The Last Space Viking
- 2011 edition cover
- Author: John F. Carr and Mike Robertson
- Cover artist: Alan Gutierrez
- Language: English
- Genre: Science fiction
- Publisher: Pequod Press
- Publication date: 2011
- Publication place: United States
- Media type: Print (Hardcover) and Ebook
- Pages: 294
- ISBN: 978-0-937912-12-6
- Preceded by: Space Viking

= The Last Space Viking =

2011 book by John F. Carr

The Last Space Viking is a science fiction novel by American writers John F. Carr and Mike Robertson, a sequel to H. Beam Piper's Space Viking. It is set in Piper's Terro-Human future history.

==Plot summary==
The Last Space Viking takes place a hundred years after Lucas Trask founded the League of Civilized Worlds. Many changes have occurred in the Old Federation and King Trask's plans for a new galaxy order are brought to a sudden halt when a new power emerges from the ashes of the Old Federation.

Space Vikings have been raiding and terrorizing the worlds of the Old Federation for hundreds of years. Great fortunes have been made and hundreds of planets conquered and despoiled. The Sword-Worlds have gone into their own decline just as the League of Civilized Worlds is faced with its greatest defeat. Soon, the first real threat to Space Viking domination must be overcome and brought to heel.

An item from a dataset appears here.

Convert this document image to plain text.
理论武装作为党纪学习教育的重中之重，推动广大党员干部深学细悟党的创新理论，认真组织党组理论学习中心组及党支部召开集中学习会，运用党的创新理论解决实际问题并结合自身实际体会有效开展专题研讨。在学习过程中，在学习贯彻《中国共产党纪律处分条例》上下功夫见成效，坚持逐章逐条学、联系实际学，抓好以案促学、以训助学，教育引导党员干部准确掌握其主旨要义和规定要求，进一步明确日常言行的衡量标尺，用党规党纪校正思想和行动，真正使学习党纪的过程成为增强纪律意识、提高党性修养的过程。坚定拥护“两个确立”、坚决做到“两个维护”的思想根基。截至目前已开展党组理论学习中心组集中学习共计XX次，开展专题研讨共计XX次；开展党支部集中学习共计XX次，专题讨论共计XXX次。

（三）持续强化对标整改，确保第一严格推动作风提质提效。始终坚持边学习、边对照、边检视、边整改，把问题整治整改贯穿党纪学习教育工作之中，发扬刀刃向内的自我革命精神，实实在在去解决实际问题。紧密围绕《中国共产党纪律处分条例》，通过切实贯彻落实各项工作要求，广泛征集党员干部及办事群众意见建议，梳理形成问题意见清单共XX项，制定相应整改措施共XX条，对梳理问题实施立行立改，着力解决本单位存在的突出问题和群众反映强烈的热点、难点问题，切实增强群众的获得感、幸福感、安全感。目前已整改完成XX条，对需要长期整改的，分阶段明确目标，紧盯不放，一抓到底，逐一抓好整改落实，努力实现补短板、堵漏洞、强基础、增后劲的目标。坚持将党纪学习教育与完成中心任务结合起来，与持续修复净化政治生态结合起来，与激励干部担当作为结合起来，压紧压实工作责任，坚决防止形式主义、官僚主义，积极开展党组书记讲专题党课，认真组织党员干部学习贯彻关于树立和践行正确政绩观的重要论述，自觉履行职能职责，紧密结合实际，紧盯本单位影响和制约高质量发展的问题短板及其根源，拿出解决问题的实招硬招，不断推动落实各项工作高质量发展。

Captain David Morland of Joyeuse emerges at a time when the Old Federation is changing for the worse. All Morland wants is his own Space Viking base world to use as a place for organizing raids and trading parties into the thousands of worlds of the long-dead Federation. Generations of Space Viking marauders have taken their toll and plunder-worthy planets have declined as more and more of the Old Federation worlds have slipped into barbarism. But first, Morland has to find the right world and conquer it before he is discovered by a new power determined to end the Space Viking menace.

==Sequels==
According to a comment on John F. Carr's Pequod Press website, additional novels in the Space Vikings series will be published:

John F. Carr is continuing Piper's Terro-Human Future starting with his new sequel to "Space Viking" ("The Last Space Viking") and has plans for more Space Viking books as well as a continuation of "Cosmic Computer."